Getting started

Welcome to Maat's hands on tutorial! In this first tutorial we will use the Python API and learn to:

Have fun!


Hands on

Let's start this tutorial series by introducing Maat's most important object: the MaatEngine.

A MaatEngine is designed to symbolically execute code expected to run inside a single-threaded process. It exposes various methods and attributes that enable to load a binary, execute code, instrument the execution, take snapshots, gather path constraints, and so on. Today we will focus on the essential features that are used to execute simple programs, and interact with CPU registers and memory.

First things first, let's create an engine. To do that, we need to specify which architecture and operating system we want to emulate (see ARCH and OS for available architectures and systems). For this tutorial we will use 64-bit Linux:

from maat import *
m = MaatEngine(ARCH.X64, OS.LINUX)

The next thing we want to do is symbolically execute some code. While the API allows to arbitrarily map code in memory and execute it, Maat has a loader interface that can properly load an executable file. For this tutorial we are going to work on a simple ELF binary compiled for X64: print.bin (download it here).

It's source code is shown below:

#include <stdio.h>

int main(int argc, char** argv)
{
    printf("Argument starts with: '%c'\n", argv[1][0]);
    return 42;
}

The program is fairly simple, all it does is print the first character of the first argument in the command line, and then exit with status 42.

In order to load print.bin in Maat, we will use the engine's load() method as follows:

m.load("print.bin", BIN.ELF64, args=[b'hello'], load_interp=False)

In the parameters to load(), we specify the path of the binary to load, the type of binary (ELF64), and the command line arguments ('hello').

The load_interp parameter is a bit special and enables to select between two very distinct ways Maat can load binaries:

  • when load_interp is True (which is the default), Maat will try to find the interpreter requested by the program, load it, and then symbolically execute the interpreter code to load the program and its dependencies. This ensures that the binary and its dependencies are properly loaded and initialised. The drawback is that the user must provide the binaries for the interpreter and the shared libraries. It also induces runtime overhead, since the interpreter code must be executed before reaching the actual program

  • when load_interp is False, Maat will manually load the program and its dependencies, and perform the relocations.
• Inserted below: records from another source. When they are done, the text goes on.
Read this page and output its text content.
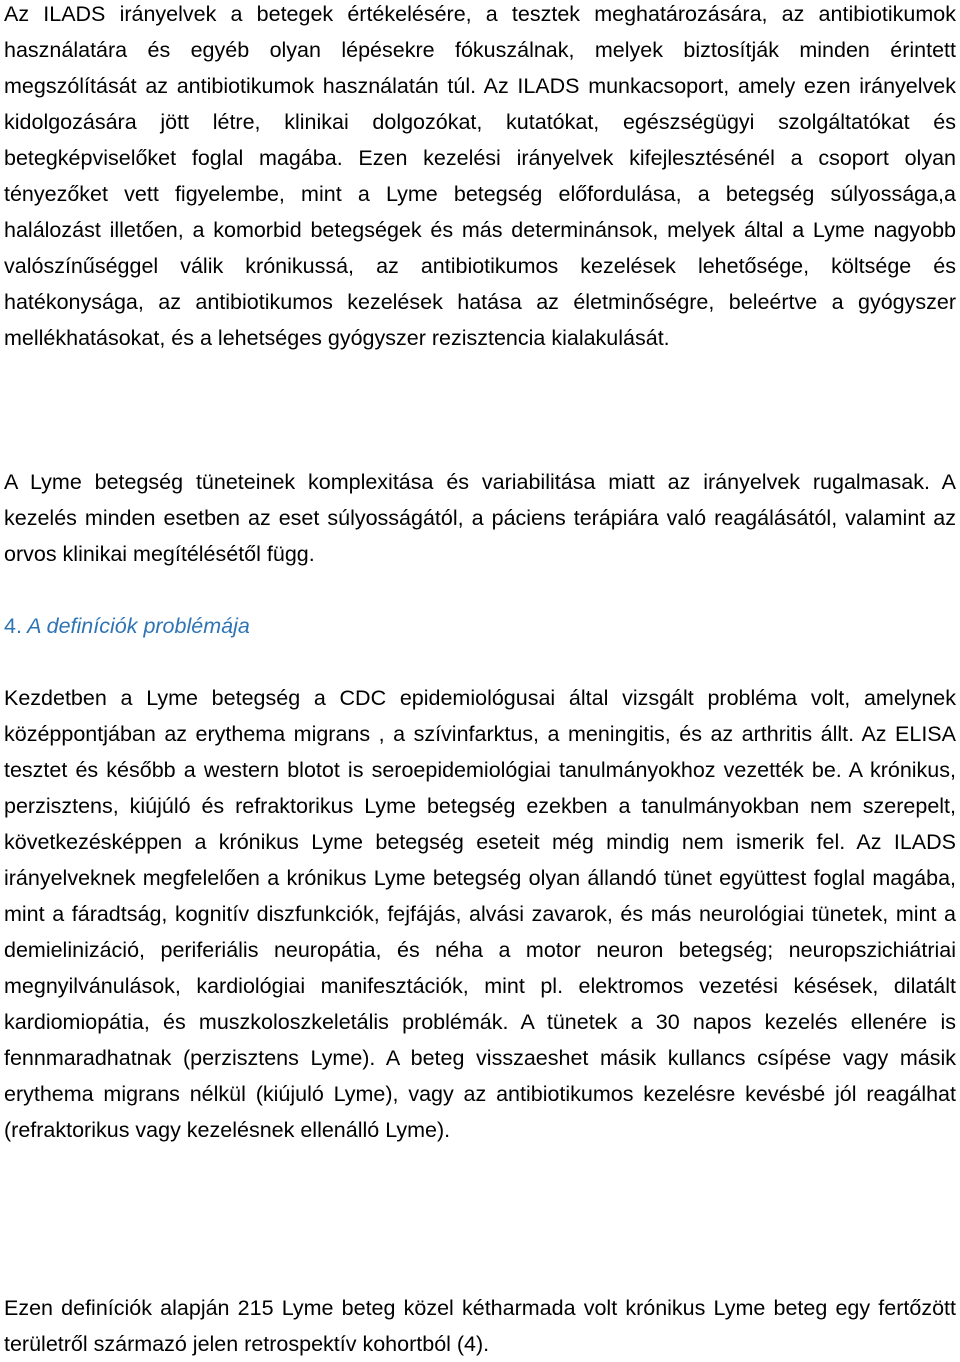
Az ILADS irányelvek a betegek értékelésére, a tesztek meghatározására, az antibiotikumok használatára és egyéb olyan lépésekre fókuszálnak, melyek biztosítják minden érintett megszólítását az antibiotikumok használatán túl. Az ILADS munkacsoport, amely ezen irányelvek kidolgozására jött létre, klinikai dolgozókat, kutatókat, egészségügyi szolgáltatókat és betegképviselőket foglal magába. Ezen kezelési irányelvek kifejlesztésénél a csoport olyan tényezőket vett figyelembe, mint a Lyme betegség előfordulása, a betegség súlyossága,a halálozást illetően, a komorbid betegségek és más determinánsok, melyek által a Lyme nagyobb valószínűséggel válik krónikussá, az antibiotikumos kezelések lehetősége, költsége és hatékonysága, az antibiotikumos kezelések hatása az életminőségre, beleértve a gyógyszer mellékhatásokat, és a lehetséges gyógyszer rezisztencia kialakulását.

A Lyme betegség tüneteinek komplexitása és variabilitása miatt az irányelvek rugalmasak. A kezelés minden esetben az eset súlyosságától, a páciens terápiára való reagálásától, valamint az orvos klinikai megítélésétől függ.

4. A definíciók problémája

Kezdetben a Lyme betegség a CDC epidemiológusai által vizsgált probléma volt, amelynek középpontjában az erythema migrans , a szívinfarktus, a meningitis, és az arthritis állt. Az ELISA tesztet és később a western blotot is seroepidemiológiai tanulmányokhoz vezették be. A krónikus, perzisztens, kiújúló és refraktorikus Lyme betegség ezekben a tanulmányokban nem szerepelt, következésképpen a krónikus Lyme betegség eseteit még mindig nem ismerik fel. Az ILADS irányelveknek megfelelően a krónikus Lyme betegség olyan állandó tünet együttest foglal magába, mint a fáradtság, kognitív diszfunkciók, fejfájás, alvási zavarok, és más neurológiai tünetek, mint a demielinizáció, periferiális neuropátia, és néha a motor neuron betegség; neuropszichiátriai megnyilvánulások, kardiológiai manifesztációk, mint pl. elektromos vezetési késések, dilatált kardiomiopátia, és muszkoloszkeletális problémák. A tünetek a 30 napos kezelés ellenére is fennmaradhatnak (perzisztens Lyme). A beteg visszaeshet másik kullancs csípése vagy másik erythema migrans nélkül (kiújuló Lyme), vagy az antibiotikumos kezelésre kevésbé jól reagálhat (refraktorikus vagy kezelésnek ellenálló Lyme).

Ezen definíciók alapján 215 Lyme beteg közel kétharmada volt krónikus Lyme beteg egy fertőzött területről származó jelen retrospektív kohortból (4).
If Maat can't find binaries for the dependencies, Maat will try to emulate missing functions with user-defined callbacks. Emulating imported functions can work for some simple libc functions, but will quickly become blocking on big real-world programs. Therefore this method should be reserved for very simple binaries (like print.bin used in this tutorial), or when shared libraries can't be provided

There are other parameters to load() to specify environment variables, directories where to look for shared libraries, the base address of the program, etc. If you are interested, have a look at the documentation.


Run a binary

Now that the binary is loaded, we can call the run() method to start the execution.

By default, run() will execute instructions until the program exits or until an error occurs. However it is possible to limit the number of instructions to execute with: run(nb_instr).

Maat also has a run_from(addr) method, which sets the instruction pointer to an arbitrary address and calls run() from there.

To summarize:

m.run() # Run from current position
m.run(100) # Run 100 instructions from current position
m.run_from(0x1234) # Run starting from address 0x1234
m.run_from(0x1234, 100) # Run 100 instructions from address 0x1234

Our script to load and run print.bin becomes:

# run.py
from maat import *
m = MaatEngine(ARCH.X64, OS.LINUX)  
m.load("print.bin", BIN.ELF64, args=[b'hello'], load_interp=False)
m.run()

Let's run it!

$ python3 -i run.py
Argument starts with: 'h'
>>>

Great! The binary was properly executed. When the engine stops executing code, we can look at the info attribute. It always gives the reason why the engine stopped. Depending on the context it can also contain a lot of additional information (address of the current instruction, register and memory accesses, path constraint, branch conditions and target(s), etc). We will learn how and when all this information can be used in later tutorials, but you can always have a glance at Info in the documentation for more details.

In our case we have:

>>> m.info

Stop:       program exited  # Stop reason
Status:     0x2a            # Exit status (0x2a = 42)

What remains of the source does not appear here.